Reprendre la main sur ses données perso en 2026
Une pote me dit la semaine dernière qu’elle reçoit des mails de mutuelles à la pelle, deux jours après avoir pris rendez-vous chez son gynéco. Coïncidence bien sûr. Nos données circulent, se monnayent, s’entassent dans des data centers qu’on ne verra jamais de nos yeux. Le plus cocasse, c’est qu’on signe notre consentement quinze fois par jour, en validant des bandeaux qu’on ne lit pas — que ce soit sur un site d’info, une appli de livraison ou un casino en ligne avec bonus sans dépôt.
Franchement, en 2026, faire l’autruche sur ces questions, c’est le même niveau que celui qui part en vacances en laissant sa porte d’entrée entrouverte. Sauf qu’ici on parle de vos consultations médicales, du contenu de votre panier, de vos trajets, de votre âge, d’un ordre de grandeur de vos ressources. Tout ça se refourgue. Autant que ça finance des services qu’on utilise vraiment, genre un abonnement streaming ou s’amuser sur Alexander Casino un samedi pluvieux, plutôt que de gonfler une base de prospection dont on n’a jamais entendu parler.
Premier réflexe, et oui on le répète : les mots de passe. Recycler « marie1990 » sur vingt sites différents, c’est offrir le passe universel. Prenez un gestionnaire digne de ce nom, qui pond des chaînes de caractères imprononçables. Un après-midi pour paramétrer, tranquille pour des années.
Deuxième réflexe : l’authentification à deux facteurs. Sur absolument tout ce qui la propose. Boîte mail, banque en ligne, réseaux sociaux. Les premiers jours ça agace un peu, très vite ça devient un automatisme.
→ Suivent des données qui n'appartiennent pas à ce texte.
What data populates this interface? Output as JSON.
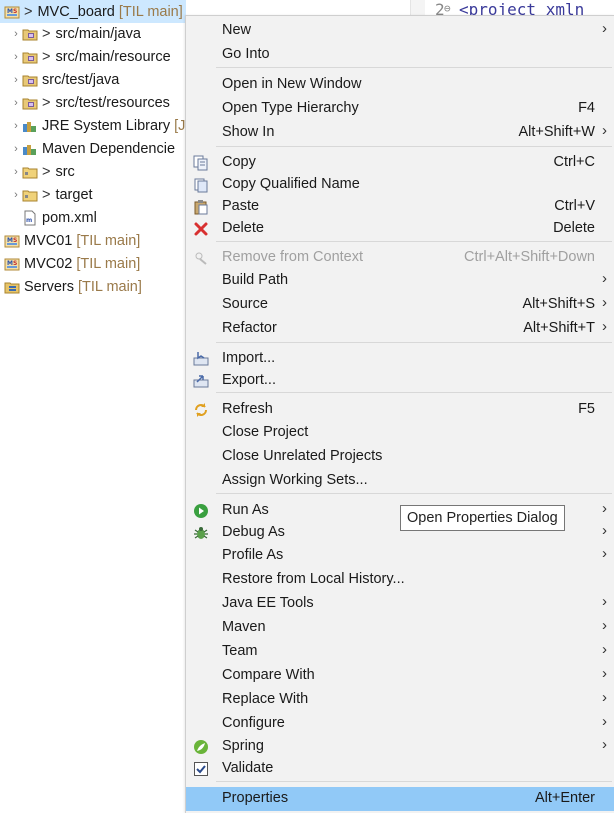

Et ça bloque quasiment toutes les tentatives d’accès frauduleux.
Le dossier Doctolib mérite qu’on s’y arrête. La plateforme a lancé un programme de recherche IA qui pioche dans les données patients. Sur le papier vous pouvez vous opposer, sauf qu’il faut aller creuser dans les paramètres, où l’option est cochée d’office, évidemment. Ce genre de truc me hérisse : quand une case se planque dans les tréfonds d’un menu, c’est qu’on mise sur ta flemme. cinq minutes sans scroller suffisent pourtant : direction votre espace, on désactive ce qui doit l’être. C’est votre dossier médical, quand même.
Google, autre décor, même mécanique. Le discours officiel c’est « on récolte pour améliorer votre expérience ». La version courte c’est « on récolte ». Point. Bon, ça peut être pratique, admettons, mais entre l’historique de localisation, les requêtes tapées, YouTube, l’assistant vocal qui stocke vos phrases… y’a du ménage à faire côté paramètres. Un dimanche pluvieux et l’affaire est réglée.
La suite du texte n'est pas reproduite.